Dans cette confusion, le parti le plus déterminé, le plus militant, et le plus en phase avec le peuple a toutes les chances de l’emporter, d’autant plus que l’abstention touchera bien plus l’électorat du FLN que celui du FIS. Celui-ci n’est pas pressé, et prépare calmement sa prochaine victoire. Au niveau national, il a les masses de son côté ; au niveau international, il est porté par la vague islamiste. C’est aussi dans ce contexte mondial (36) qu’il faut juger son ascension et non pas seulement dans le contexte régional maghrébin. La leçon de l’expérience iranienne n’a visiblement pas été tirée par les pauvres en Algérie, et très peu de gens comprennent que la guerre est au bout du « chemin de Dieu ». Ayant du monde une vision manichéenne, où s’opposent la « juste » cause des musulmans opprimés et la politique « diabolique » de l’Occident chrétien oppresseur, ils se soucient fort peu de savoir où ils vont et où on les mène. L’exacerbation des contradictions politico-religieuses au Proche Orient (l’islamisation de l’intifada palestinienne et la fascisation du peuple israélien) (37) renforce encore la mystique islamiste en refoulant les contradictions sociales, comme la guerre impérialiste menée pendant dix ans par l’Etat russe en Afghanistan et continuée aujourd’hui par des fantoches afghans à ses ordres. Pour toutes ces raisons, l’islamisme a de l’avenir, non seulement au Maghreb mais dans tous les pays d’islam, et la peste verte risque encore de s’étendre. Elle peut progresser de proche en proche, comme par exemple de Tunisie en Algérie et au Maroc, mais peut aussi « sauter » d’un continent à l’autre, les nombreux Etats du monde musulman étant unis, malgré toutes leurs différences, par une légende (38) commune.

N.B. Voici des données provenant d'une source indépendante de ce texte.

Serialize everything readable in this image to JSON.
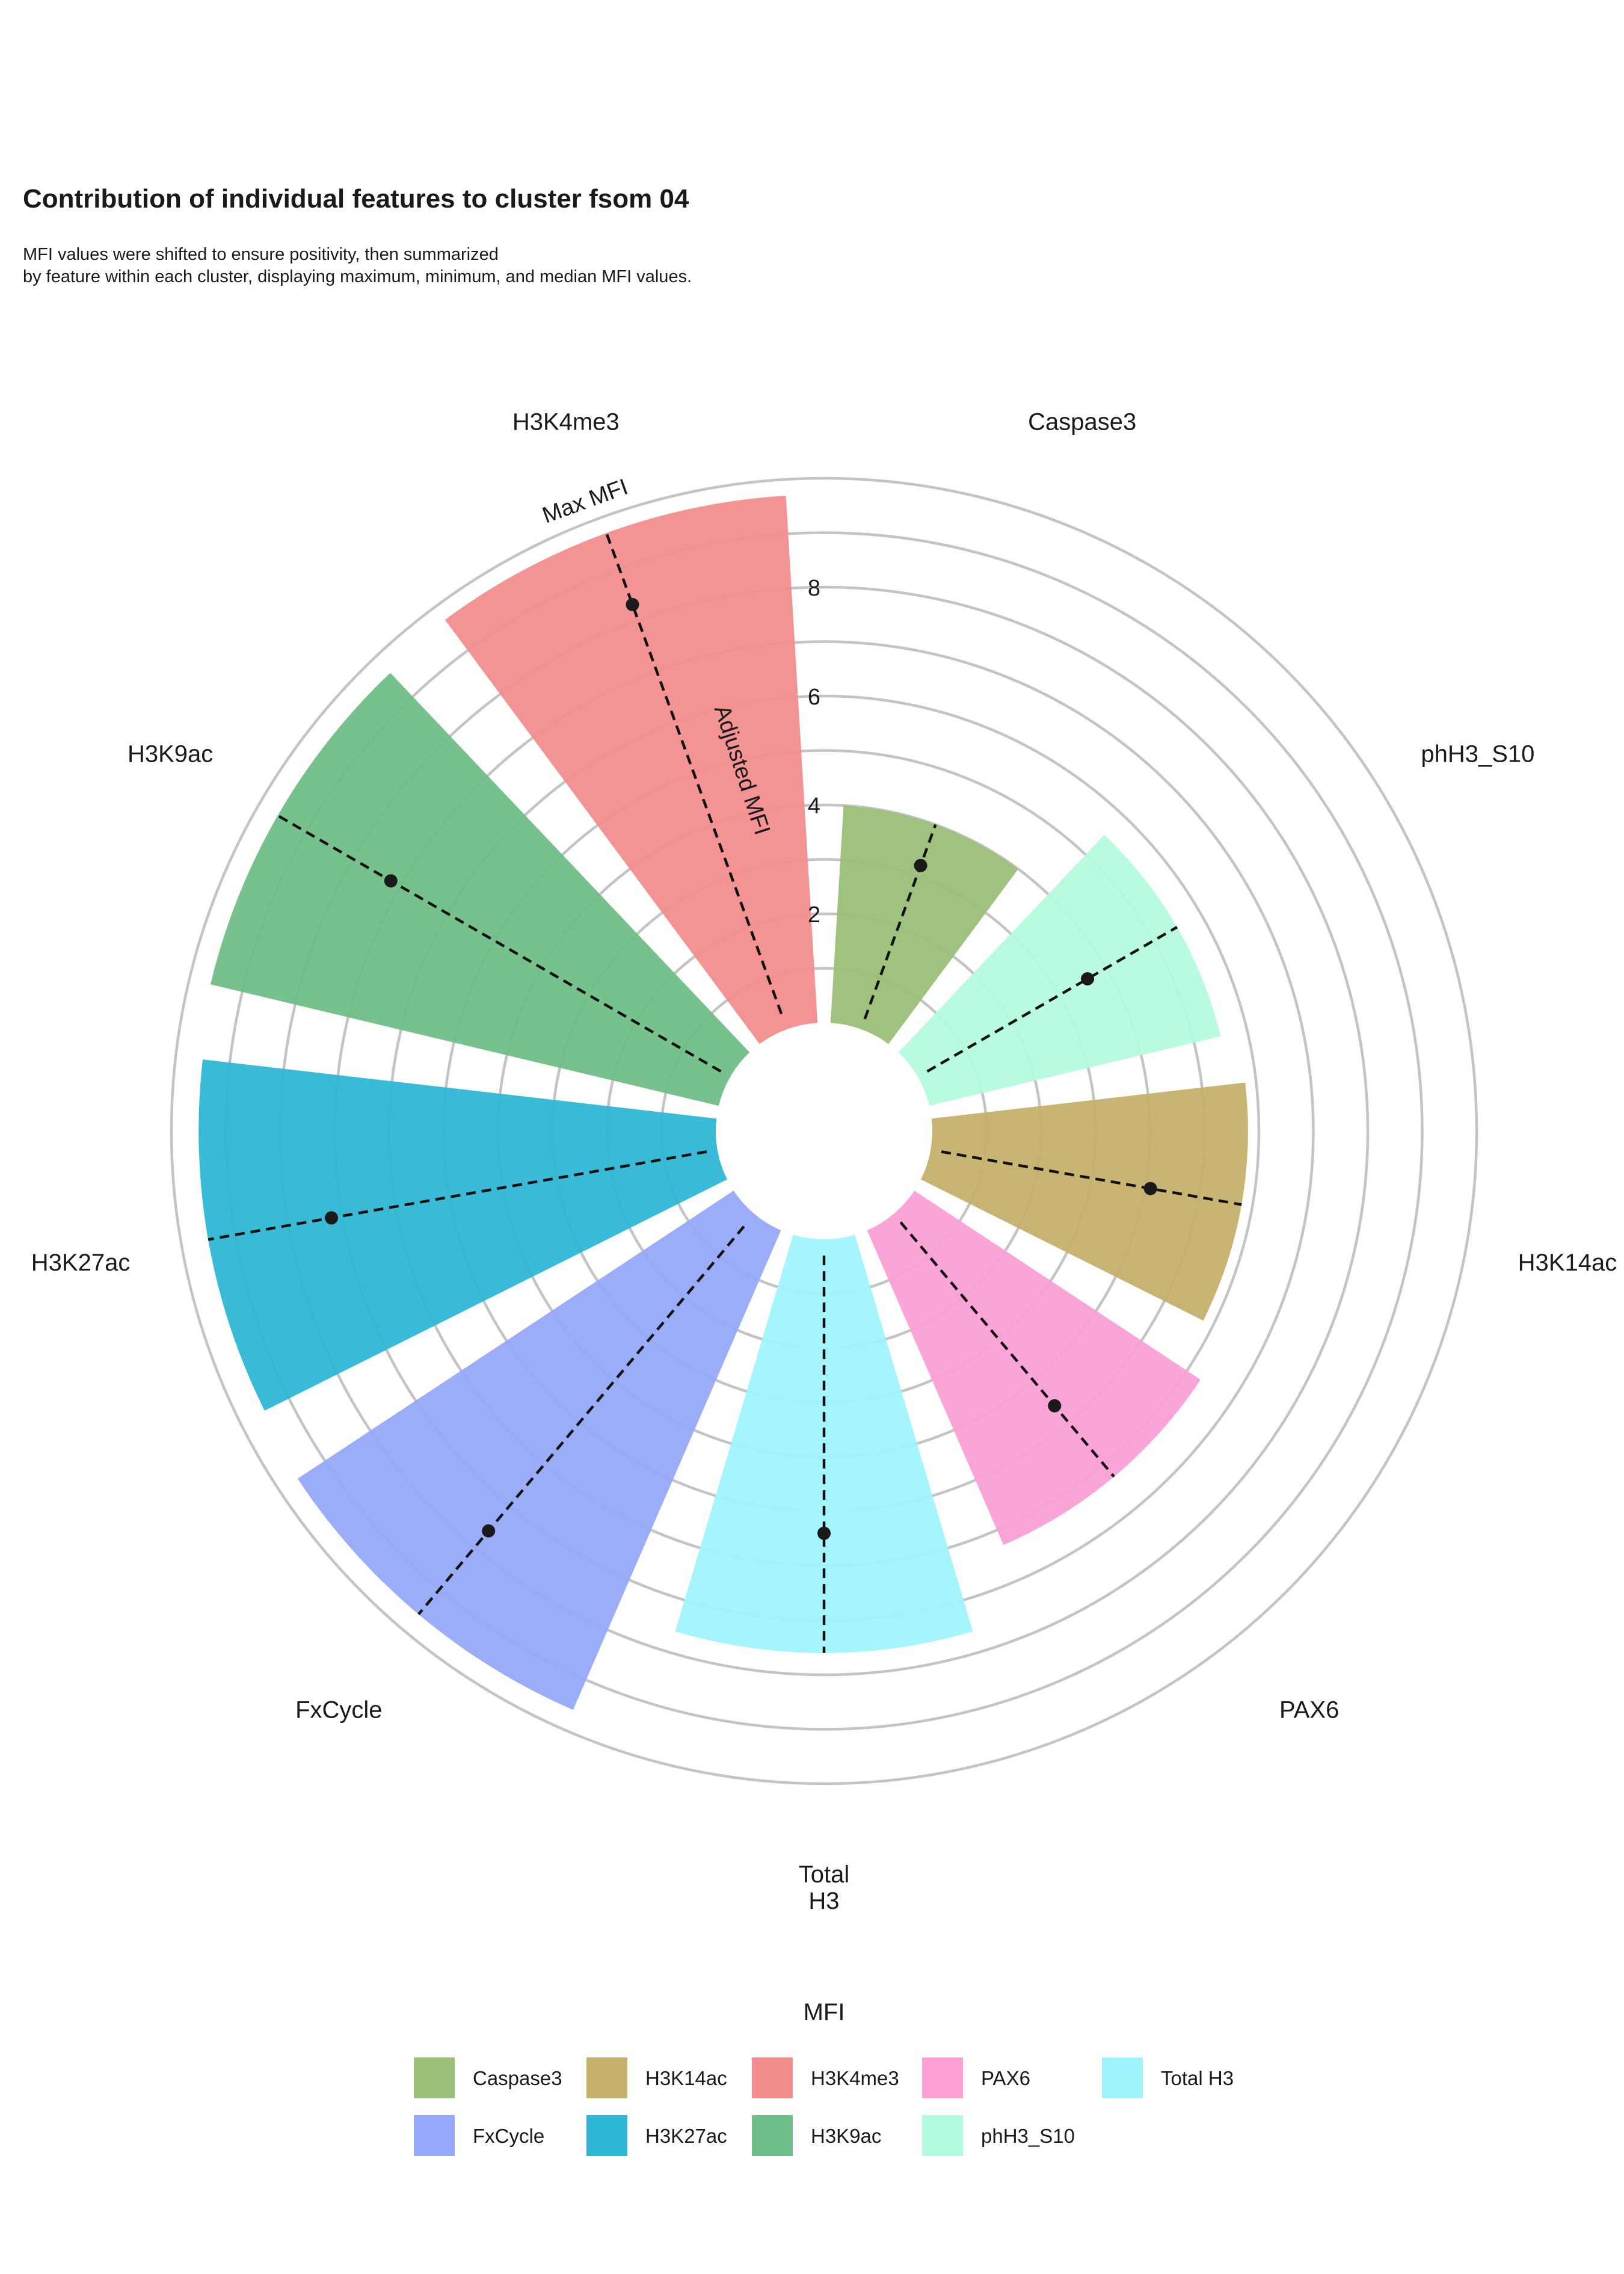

Mais revenons à l’ Algérie. Qu’est-ce qui, dans un avenir prévisible, peut faire désirer la classe dominante, alliée avec d’autres bourgeoisies arabes, une guerre avec l’Occident ? Et dans quelles conditions une telle guerre, dont on n’aperçoit pour l’instant que des signes avant-coureurs, est-elle possible ? La réponse à la première question ne se trouve pas dans la fiction mais dans une histoire récente dont le sens est hélas fort clair. La France profonde n’a pas digéré l’indépendance de l’Algérie (39), et l’Algérie des profondeurs, celle qui n’est jamais sortie de son bled, demeure farouchement anti-française (40). De plus, la politique extérieure de la France est ouvertement pro-israélienne et anti-arabe (41). Les démagogues les plus réactionnaires font un tabac, des deux côtés de la Mer, en désignant comme boucs émissaires de la catastrophe les salauds de l’autre rive. A cet égard, Le Pen et Belhadj se complètent à merveille, bien que l’un soit un pur porc laïc et l’autre un vrai chacal religieux. Le fascisme français (42) et l’islamisme algérien sont nés du même genre de ressentiment, même si le premier n’a pas la légitimité historique ni la force politique du second. Côté algérien, les diverses fractions de la classe dominante (bourgeois, bureaucrates, religieux, militaires) ne veulent pour l’instant pas la guerre. Mais ils pourraient y être poussés si le mouvement islamiste se renforçait et se radicalisait dans le monde musulman et en particulier au Maghreb. Ce qui nous amène à la deuxième question, celle des conditions. La principale exigence des soldats du Prophète, celle qui pour eux contient toutes les autres, est en effet l’avènement du grand Etat islamique. Qu’ils en soient conscients ou non, tous les musulmans qui, en Afrique ou en Asie, répondent à l’appel des Frères travaillent à sa création. Car pour les stratèges de l’islam, chaque objectif partiel est entièrement subordonné au but final, et chaque pays où le mouvement triomphe devient une base pour une nouvelle attaque.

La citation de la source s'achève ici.